Redoubler en allemand. Cet affront à la cohésion nationale ne doit pas occulter le fait qu’il existe des possibilités alléchantes et souvent méconnues. En 2007 par exemple, Swisscom a créé avec CH Echange une expérience linguistique par portable, où l’opérateur prête pour une semaine une valise de téléphones à deux classes. Alexandre Mouche, enseignant à Bellelay (BE) l’a menée deux fois avec ses élèves de 8e et de 9e. «On fixe des rendez-vous avec l’autre classe et les élèves s’appellent pour obtenir des informations sur leurs correspondants. C’est limité, vu leurs capacités, mais ils sont obligés de se faire comprendre: c’est de la communication en situation réelle.» Menée une vingtaine de fois, cette expérience rencontre cependant peu de succès auprès des Romands, alors que les communications sont gratuites. La liste d’attente côté alémanique s’allonge. Avis aux amateurs.
Bien plus exigeante, la 10e année linguistique constitue une option efficace pour jeunes motivés. A l’origine, elle a été créée pour les ados en rade, qui n’ont pas déniché de place d’apprentissage. L’écolier décide alors de redoubler sa 9e dans un collège alémanique, où il suivra des cours particuliers parallèlement au programme commun.

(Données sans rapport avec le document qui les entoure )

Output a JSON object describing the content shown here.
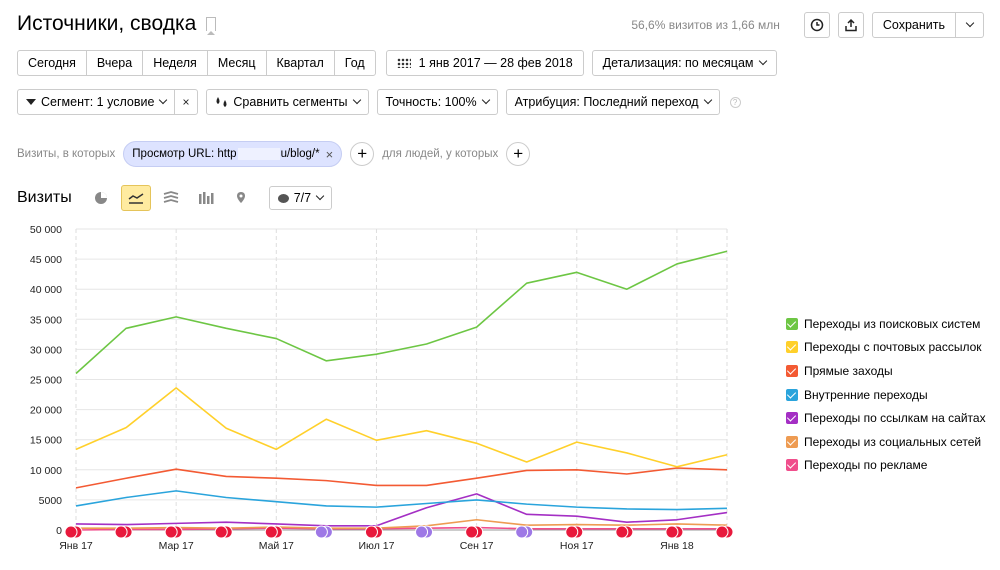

C’est ce qu’a fait Florine Simonin, 16 ans, qui a passé l’année écoulée à Birsfelden (BL). Stressée autant par le défi linguistique que social («J’avais peur de ne pas tomber dans une bonne classe.»), l’habitante de Porrentruy effectue chaque jour 45 minutes de déplacement. «Ma maman ne voulait pas que je loge dans une famille.» Si elle sait qu’elle aurait progressé davantage en immersion totale, elle ne s’apitoie pas. «Au début, je ne comprenais rien! Je n’ai pas réalisé mes progrès, mais, à la fin de l’année, je saisissais tout.» Florine s’intègre bien et passe des moments épiques à étudier l’anglais en allemand. L’aventure ne pose pas même d’obstacles financiers, car l’Etat subventionne ses repas et ses trajets.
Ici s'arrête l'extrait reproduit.